Jason Perry, RCC’s vice president of workforce development, says, “For employee training, companies in our service region are increasingly using online workforce courses that are tied to specific career goals and pathways. SkillsOnline exponentially expands the number of such courses offered through RCC; and many lead to certificates recognized by business and industry.”
Bert Schmidt, WHRO’s president and CEO, states, “We are owned by the 19 school divisions of southeastern Virginia, and we use our broadcast and production facilities to create engaging learning modules which capture and hold the attention of today’s online media savvy students.” Currently, WHRO is developing the first five of 21 work readiness modules which have been identified by the University of Virginia’s Weldon Cooper Center for Public Service as being required by employers for hiring and promotion.
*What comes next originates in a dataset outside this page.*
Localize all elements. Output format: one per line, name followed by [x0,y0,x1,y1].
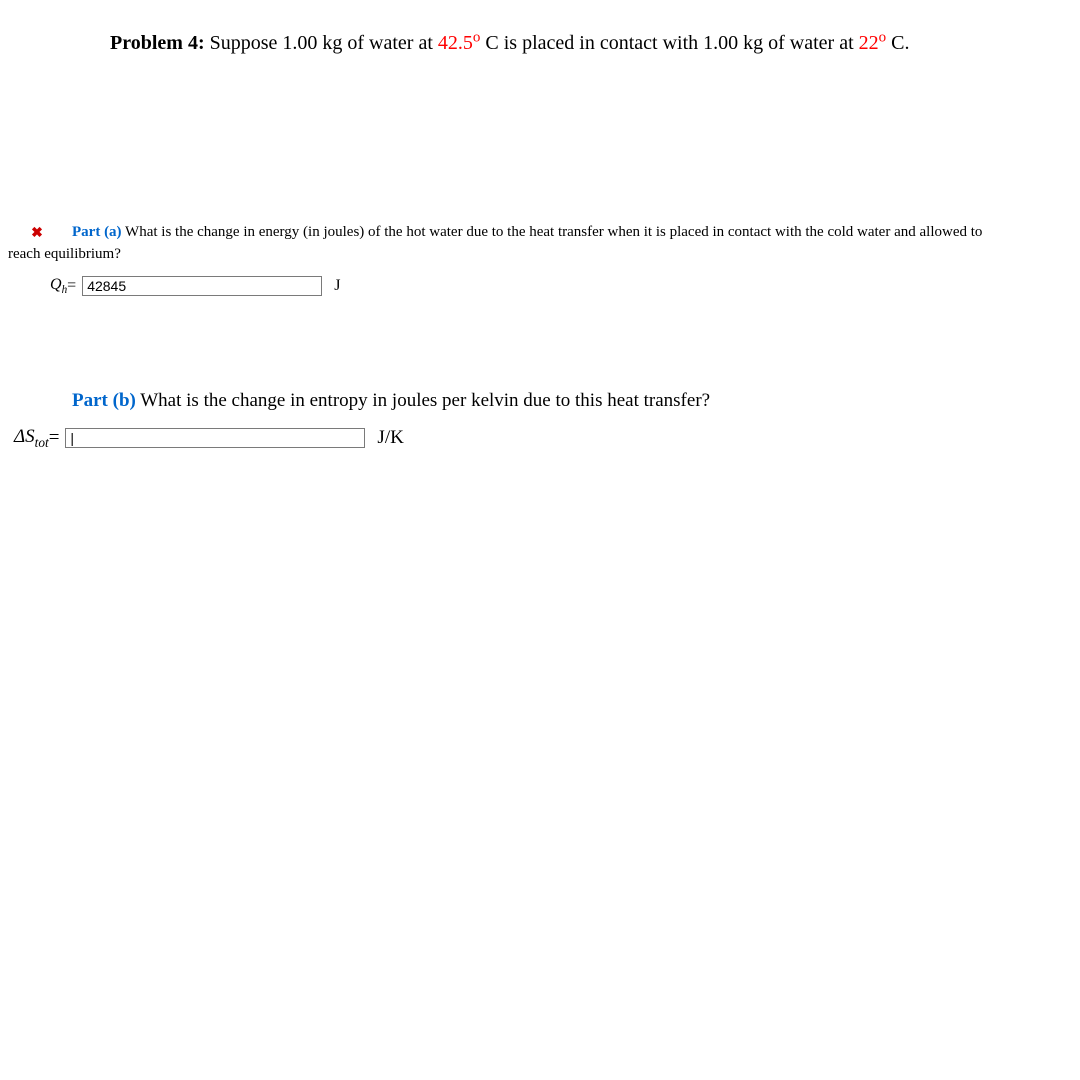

They are: applied mathematics; reading for information; locating information; internet use and safety/digital citizenship; and understanding health, wellness and safety.
“The work readiness modules,” affirmed McAuliffe, “are an example of the public-private partnership that is increasing access for Virginians to workforce training, will help employers put more Virginians to work, and will provide no-cost resources for educators and local government training providers.” WHRO intends eventually to make these career readiness modules freely available to every Workforce Investment Board, social service agency, K-12 school, community college, and employer in the Commonwealth. Course content will also be distributed through eMediaVA (operated by WHRO through a contract with the Virginia Department of Education), which serves more than 145,000 Virginia teachers in public, private and home schools across the state.
Photo: On December 5, Governor Terry McAuliffe announced that RCC and several other community colleges will partner with WHRO Public Media to offer the new workforce development initiative “SkillsOnline.” Attending the announcement were (left to right) Dr. Paul Conco, president of Paul D. Camp Community College; RCC’s president, Dr. Elizabeth Crowther; McAuliffe; and Dr. John Dever, president of Thomas Nelson Community College. Jason Perry, RCC’s vice president for workforce development, was also present.